TRANSCRIPTOME 2002: From Functional Genomics to Systems Biology
March 10-13, 2002
Seattle, Washington, USA

I.M.A.G.E. Data Mining Tools:  Introducing the IQ

Peg Folta, Lawrence Livermore National Laboratory, CA

The I.M.A.G.E. Consortium has maintained the largest cDNA clone collection in the world since its creation in 1993.  U.S. and European distributors provide the current collection of over 5.5 million clones, from six species worldwide.  The I.M.A.G.E. collection has been the basis of several key genomic projects, such as the current NIH Mammalian Gene Collection (MGC), The NIH Cancer Genome Anatomy Project (C-GAP), and the Merck Gene Index projects.  64% of the human ESTs in GenBank have been obtained from I.M.A.G.E. clones.  Based on the collections impact to the industry, one of our major focuses has been to quantify and track the make-up of the collection and provide public access to all data with intelligent data mining techniques.

IMAGEne is a mature clustering software product that provides java-based query and display of each of its gene clusters.  Clustering is based primarially on sequence overlaps and clone membership.  The number of gene clusters with full-lenth clone representatives has risen significantly over the past year, as a direct result of the MGC project.  The number of clusters without an I.M.A.G.E. clone has decreased, due to improved library creation techniques.  Detailed statistics on the current build will be presented, as will trends in the collection over the last few years.

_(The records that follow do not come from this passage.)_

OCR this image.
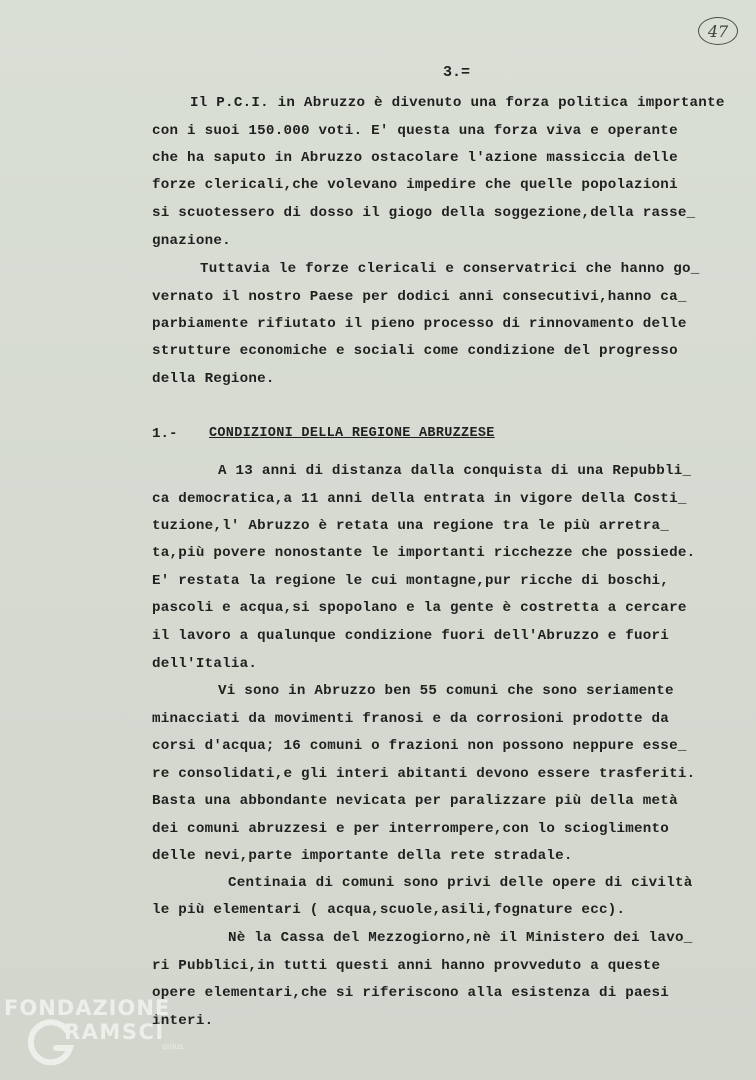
47
3.=
Il P.C.I. in Abruzzo è divenuto una forza politica importante
con i suoi 150.000 voti. E' questa una forza viva e operante
che ha saputo in Abruzzo ostacolare l'azione massiccia delle
forze clericali,che volevano impedire che quelle popolazioni
si scuotessero di dosso il giogo della soggezione,della rasse_
gnazione.
Tuttavia le forze clericali e conservatrici che hanno go_
vernato il nostro Paese per dodici anni consecutivi,hanno ca_
parbiamente rifiutato il pieno processo di rinnovamento delle
strutture economiche e sociali come condizione del progresso
della Regione.
1.- CONDIZIONI DELLA REGIONE ABRUZZESE
A 13 anni di distanza dalla conquista di una Repubbli_
ca democratica,a 11 anni della entrata in vigore della Costi_
tuzione,l' Abruzzo è retata una regione tra le più arretra_
ta,più povere nonostante le importanti ricchezze che possiede.
E' restata la regione le cui montagne,pur ricche di boschi,
pascoli e acqua,si spopolano e la gente è costretta a cercare
il lavoro a qualunque condizione fuori dell'Abruzzo e fuori
dell'Italia.
Vi sono in Abruzzo ben 55 comuni che sono seriamente
minacciati da movimenti franosi e da corrosioni prodotte da
corsi d'acqua; 16 comuni o frazioni non possono neppure esse_
re consolidati,e gli interi abitanti devono essere trasferiti.
Basta una abbondante nevicata per paralizzare più della metà
dei comuni abruzzesi e per interrompere,con lo scioglimento
delle nevi,parte importante della rete stradale.
Centinaia di comuni sono privi delle opere di civiltà
le più elementari ( acqua,scuole,asili,fognature ecc).
Nè la Cassa del Mezzogiorno,nè il Ministero dei lavo_
ri Pubblici,in tutti questi anni hanno provveduto a queste
opere elementari,che si riferiscono alla esistenza di paesi
interi.
FONDAZIONE
RAMSCI
onlus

I.M.A.G.E. tracks all information associated with the clones within the collection, from the originating cDNA library data through the resulting EST and full insert sequence in an Oracle database. A new intelligent query tool, IQ, has been developed and released to the public for mining of this data.  The IQ tool allows the user to specify the attributes used to define the query and the content, format, and destination of the results.

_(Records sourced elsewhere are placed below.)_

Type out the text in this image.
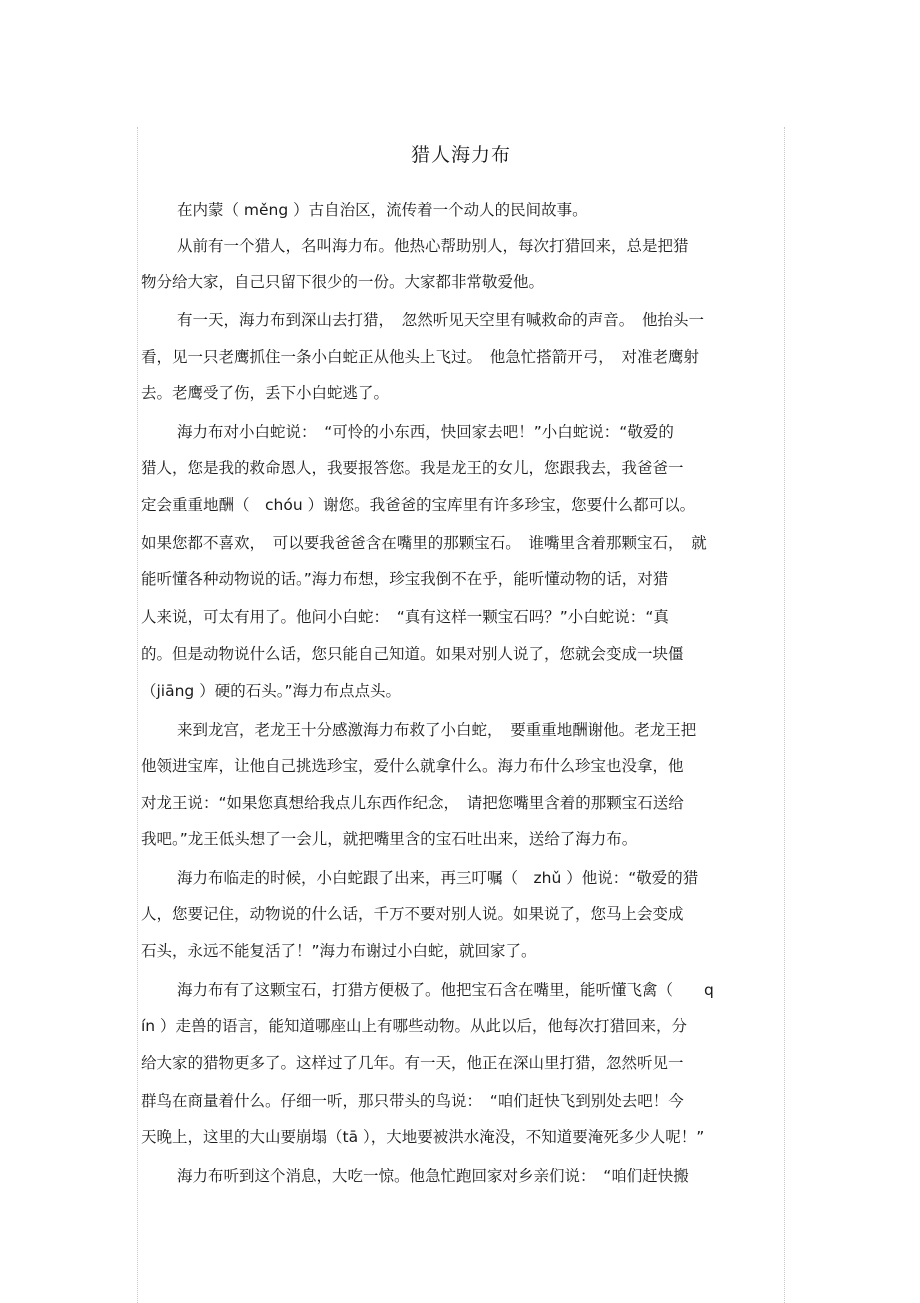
猎人海力布
在内蒙（ měng ）古自治区，流传着一个动人的民间故事。
从前有一个猎人，名叫海力布。他热心帮助别人，每次打猎回来，总是把猎
物分给大家，自己只留下很少的一份。大家都非常敬爱他。
有一天，海力布到深山去打猎，　忽然听见天空里有喊救命的声音。　他抬头一
看，见一只老鹰抓住一条小白蛇正从他头上飞过。　他急忙搭箭开弓，　对准老鹰射
去。老鹰受了伤，丢下小白蛇逃了。
海力布对小白蛇说：　“可怜的小东西，快回家去吧！”小白蛇说：“敬爱的
猎人，您是我的救命恩人，我要报答您。我是龙王的女儿，您跟我去，我爸爸一
定会重重地酬（　chóu ）谢您。我爸爸的宝库里有许多珍宝，您要什么都可以。
如果您都不喜欢，　可以要我爸爸含在嘴里的那颗宝石。　谁嘴里含着那颗宝石，　就
能听懂各种动物说的话。”海力布想，珍宝我倒不在乎，能听懂动物的话，对猎
人来说，可太有用了。他问小白蛇：　“真有这样一颗宝石吗？”小白蛇说：“真
的。但是动物说什么话，您只能自己知道。如果对别人说了，您就会变成一块僵
（jiāng ）硬的石头。”海力布点点头。
来到龙宫，老龙王十分感激海力布救了小白蛇，　要重重地酬谢他。老龙王把
他领进宝库，让他自己挑选珍宝，爱什么就拿什么。海力布什么珍宝也没拿，他
对龙王说：“如果您真想给我点儿东西作纪念，　请把您嘴里含着的那颗宝石送给
我吧。”龙王低头想了一会儿，就把嘴里含的宝石吐出来，送给了海力布。
海力布临走的时候，小白蛇跟了出来，再三叮嘱（　zhǔ ）他说：“敬爱的猎
人，您要记住，动物说的什么话，千万不要对别人说。如果说了，您马上会变成
石头，永远不能复活了！”海力布谢过小白蛇，就回家了。
海力布有了这颗宝石，打猎方便极了。他把宝石含在嘴里，能听懂飞禽（　　q
ín ）走兽的语言，能知道哪座山上有哪些动物。从此以后，他每次打猎回来，分
给大家的猎物更多了。这样过了几年。有一天，他正在深山里打猎，忽然听见一
群鸟在商量着什么。仔细一听，那只带头的鸟说：　“咱们赶快飞到别处去吧！今
天晚上，这里的大山要崩塌（tā ），大地要被洪水淹没，不知道要淹死多少人呢！”
海力布听到这个消息，大吃一惊。他急忙跑回家对乡亲们说：　“咱们赶快搬
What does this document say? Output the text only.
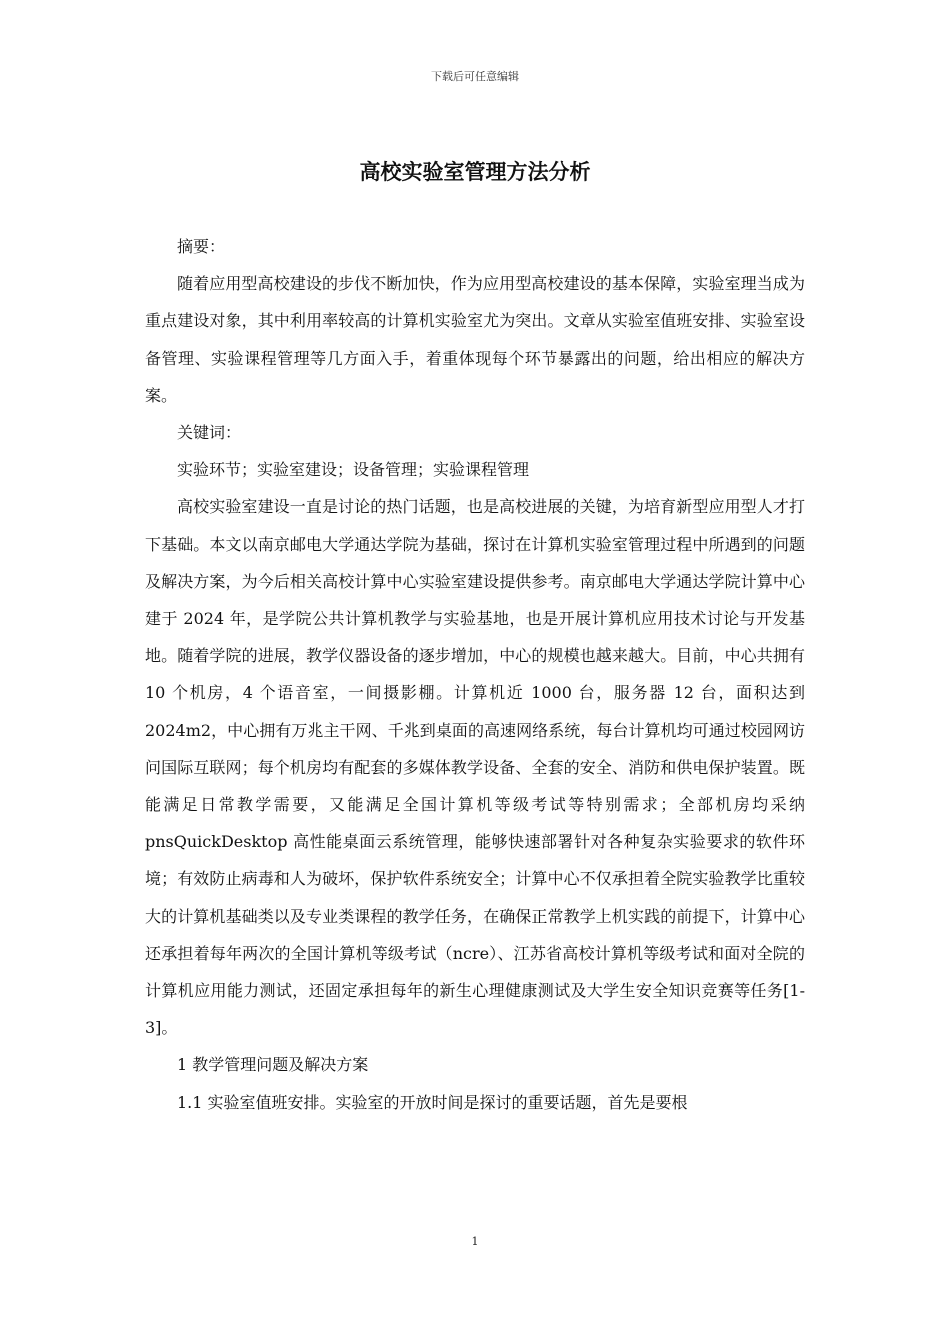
下载后可任意编辑
高校实验室管理方法分析

摘要：

随着应用型高校建设的步伐不断加快，作为应用型高校建设的基本保障，实验室理当成为重点建设对象，其中利用率较高的计算机实验室尤为突出。文章从实验室值班安排、实验室设备管理、实验课程管理等几方面入手，着重体现每个环节暴露出的问题，给出相应的解决方案。

关键词：

实验环节；实验室建设；设备管理；实验课程管理

高校实验室建设一直是讨论的热门话题，也是高校进展的关键，为培育新型应用型人才打下基础。本文以南京邮电大学通达学院为基础，探讨在计算机实验室管理过程中所遇到的问题及解决方案，为今后相关高校计算中心实验室建设提供参考。南京邮电大学通达学院计算中心建于 2024 年，是学院公共计算机教学与实验基地，也是开展计算机应用技术讨论与开发基地。随着学院的进展，教学仪器设备的逐步增加，中心的规模也越来越大。目前，中心共拥有 10 个机房，4 个语音室，一间摄影棚。计算机近 1000 台，服务器 12 台，面积达到 2024m2，中心拥有万兆主干网、千兆到桌面的高速网络系统，每台计算机均可通过校园网访问国际互联网；每个机房均有配套的多媒体教学设备、全套的安全、消防和供电保护装置。既能满足日常教学需要，又能满足全国计算机等级考试等特别需求；全部机房均采纳 pnsQuickDesktop 高性能桌面云系统管理，能够快速部署针对各种复杂实验要求的软件环境；有效防止病毒和人为破坏，保护软件系统安全；计算中心不仅承担着全院实验教学比重较大的计算机基础类以及专业类课程的教学任务，在确保正常教学上机实践的前提下，计算中心还承担着每年两次的全国计算机等级考试（ncre）、江苏省高校计算机等级考试和面对全院的计算机应用能力测试，还固定承担每年的新生心理健康测试及大学生安全知识竞赛等任务[1-3]。

1 教学管理问题及解决方案

1.1 实验室值班安排。实验室的开放时间是探讨的重要话题，首先是要根

1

Problem clones identified by I.M.A.G.E. consortium members, the distributors, and users are also tracked in the database.  These database tables and the associated web-based forms have been enhanced this year for ease of entry and query.  Reported problems are now used directly in IMAGEne clustering and have effected the singleton analysis results.

This work was partially funded by the NIH and was performed under the auspices of the U.S. Department of Energy by the University of California, Lawrence Livermore National Laboratory under contract no. W-7405-Eng-48.